И все же я должен объяснить читателю, почему из своих исследований я делаю выводы, которые, как может показаться на первый взгляд, не соответствуют действительности; почему, например, отмечая крайнюю умственную неполноценность толпы, включая собранные собрания, я все же утверждаю, что было бы опасно вмешиваться в их организацию, несмотря на эту неполноценность.
Причина в том, что самое внимательное наблюдение за фактами истории неизменно демонстрирует мне, что социальные организмы, будучи ничуть не менее сложными, чем организмы всех живых существ, не в нашей власти заставить их внезапно претерпеть далеко идущие преобразования. Природа иногда прибегает к радикальным мерам, но никогда не по нашей моде, что объясняет, почему ничто так не губительно для народа, как мания к великим реформам, какими бы прекрасными эти реформы ни казались теоретически. Они были бы полезны только в том случае, если бы можно было мгновенно изменить гений народов. Однако такой силой обладает только время. Людьми управляют идеи, чувства и обычаи - то, что составляет суть нас самих. Институты и законы - это внешнее проявление нашего характера, выражение его потребностей. Будучи его результатом, институты и законы не могут изменить этот характер.
Изучение социальных явлений невозможно отделить от изучения народов, среди которых они возникли. С философской точки зрения эти явления могут иметь абсолютную ценность, на практике же они имеют лишь относительную.

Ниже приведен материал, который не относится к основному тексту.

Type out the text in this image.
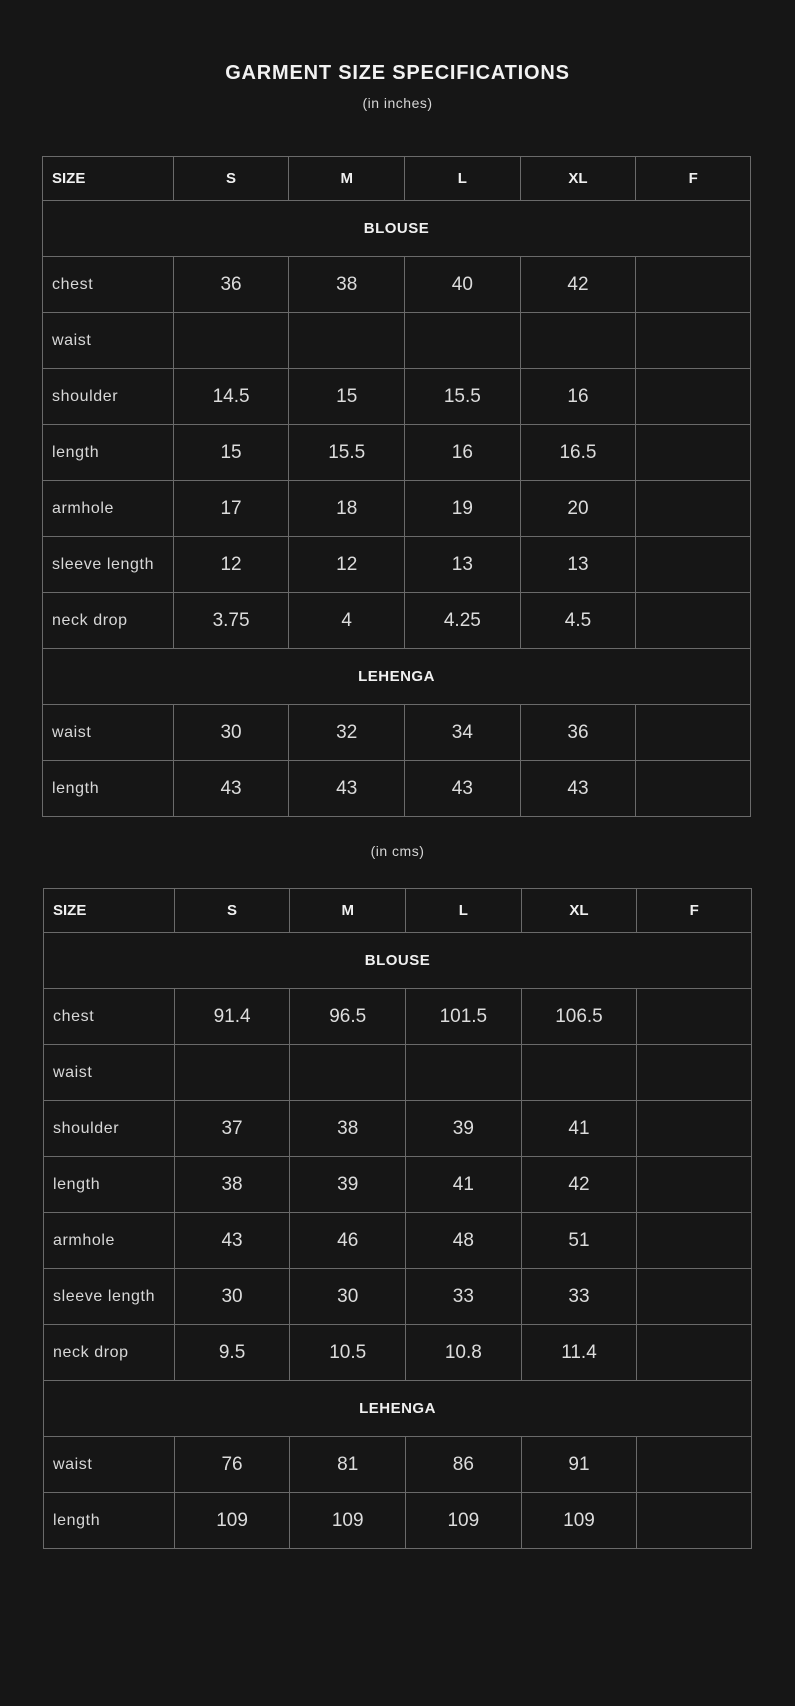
GARMENT SIZE SPECIFICATIONS
(in inches)
SIZE	S	M	L	XL	F
BLOUSE					
chest	36	38	40	42	
waist					
shoulder	14.5	15	15.5	16	
length	15	15.5	16	16.5	
armhole	17	18	19	20	
sleeve length	12	12	13	13	
neck drop	3.75	4	4.25	4.5	
LEHENGA					
waist	30	32	34	36	
length	43	43	43	43	
(in cms)
SIZE	S	M	L	XL	F
BLOUSE					
chest	91.4	96.5	101.5	106.5	
waist					
shoulder	37	38	39	41	
length	38	39	41	42	
armhole	43	46	48	51	
sleeve length	30	30	33	33	
neck drop	9.5	10.5	10.8	11.4	
LEHENGA					
waist	76	81	86	91	
length	109	109	109	109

Следовательно, при изучении социального явления необходимо последовательно рассматривать его под двумя совершенно различными аспектами. Тогда станет ясно, что учения чистого разума очень часто противоречат учениям практического разума. Вряд ли найдутся данные, даже физические, к которым это различие было бы неприменимо. С точки зрения абсолютной истины куб или круг - неизменные геометрические фигуры, строго определенные определенными формулами. С точки зрения впечатления, которое они производят на наш глаз, эти геометрические фигуры могут принимать самые разнообразные формы. В перспективе куб может превратиться в пирамиду или квадрат, круг - в эллипс или прямую линию. Более того, рассмотрение этих фиктивных фигур гораздо важнее, чем рассмотрение реальных фигур, ведь именно их и только их мы видим и можем воспроизвести с помощью фотографии или на картинах. В некоторых случаях в нереальном больше правды, чем в реальном. Представить объекты в точных геометрических формах - значит исказить природу и сделать ее неузнаваемой. Если представить себе мир, жители которого могли бы только копировать или фотографировать предметы, но не могли бы их потрогать, то таким людям было бы очень трудно получить точное представление об их форме. Более того, знание этой формы, доступное лишь небольшому числу ученых, представляло бы лишь незначительный интерес.

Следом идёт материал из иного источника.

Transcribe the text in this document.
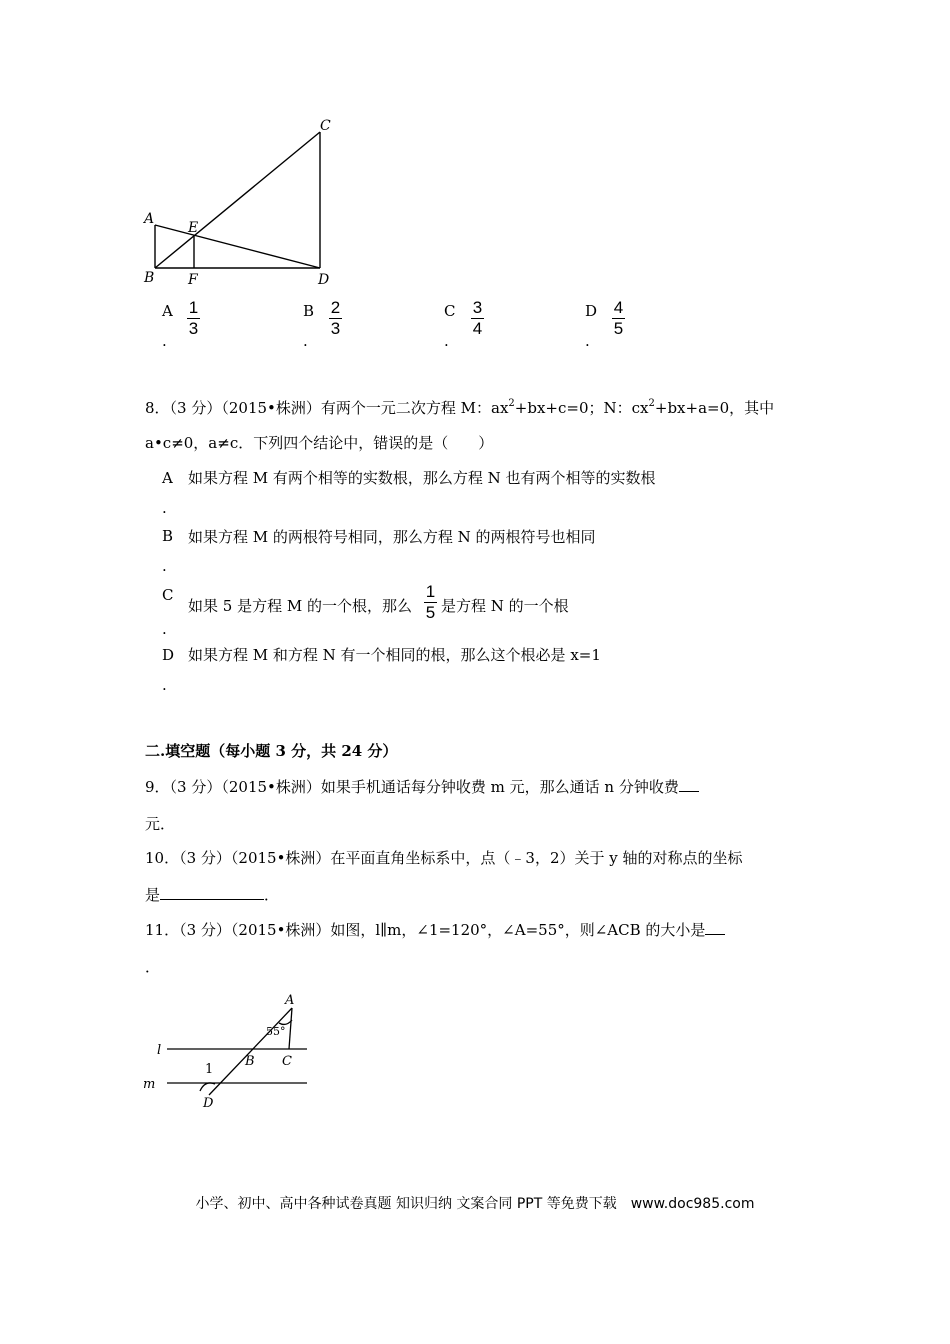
A
B
C
D
E
F
A
.
1
3
B
.
2
3
C
.
3
4
D
.
4
5
8．（3 分）（2015•株洲）有两个一元二次方程 M：$ax^2+bx+c=0$；N：$cx^2+bx+a=0$，其中
a•c≠0，a≠c．下列四个结论中，错误的是（　　）
A 如果方程 M 有两个相等的实数根，那么方程 N 也有两个相等的实数根
.
B 如果方程 M 的两根符号相同，那么方程 N 的两根符号也相同
.
C
如果 5 是方程 M 的一个根，那么
1
5 是方程 N 的一个根
.
D 如果方程 M 和方程 N 有一个相同的根，那么这个根必是 x=1
.
二.填空题（每小题 3 分，共 24 分）
9．（3 分）（2015•株洲）如果手机通话每分钟收费 m 元，那么通话 n 分钟收费
元．
10．（3 分）（2015•株洲）在平面直角坐标系中，点（﹣3，2）关于 y 轴的对称点的坐标
是	．
11．（3 分）（2015•株洲）如图，l∥m，∠1=120°，∠A=55°，则∠ACB 的大小是
．
A
B C
D
l
m
1
55°
小学、初中、高中各种试卷真题 知识归纳 文案合同 PPT 等免费下载　www.doc985.com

Философ, изучающий социальные явления, должен помнить, что наряду с теоретической ценностью они обладают практической ценностью, и только эта последняя имеет значение для эволюции цивилизации. Признание этого факта должно сделать его очень осмотрительным в отношении выводов, которые логика, как может показаться на первый взгляд, навязывает ему.
Есть и другие мотивы, которые диктуют ему подобную сдержанность. Сложность социальных фактов такова, что невозможно охватить их в целом и предугадать последствия их взаимного влияния. Кажется также, что за видимыми фактами скрываются порой тысячи невидимых причин. Видимые социальные явления оказываются результатом огромной, бессознательной работы, которая, как правило, недоступна нашему анализу. Ощутимые явления можно сравнить с волнами, которые являются выражением на поверхности океана глубинных волнений, о которых мы ничего не знаем. Если рассматривать большинство их действий, то толпы демонстрируют необычайно низкий менталитет; однако есть и другие действия, в которых они, похоже, управляются теми таинственными силами, которые древние называли судьбой, природой или провидением, которые мы называем голосами мертвых, и чью силу невозможно не заметить, хотя мы игнорируем их сущность. Временами кажется, что во внутреннем мире народов скрыты силы, которые направляют их. Что, например, может быть сложнее, логичнее, чудеснее, чем язык? Но откуда может взяться это великолепно организованное производство, если только оно не является результатом бессознательного гения толпы? Самые ученые академики, самые уважаемые грамматики могут не более чем записать законы, управляющие языками; они совершенно неспособны создать их. Даже в отношении идей великих людей мы уверены, что они являются исключительно плодом их мозга? Несомненно, такие идеи всегда создаются одинокими умами, но разве не гений толпы дал тысячи песчинок, образующих почву, на которой они возникли?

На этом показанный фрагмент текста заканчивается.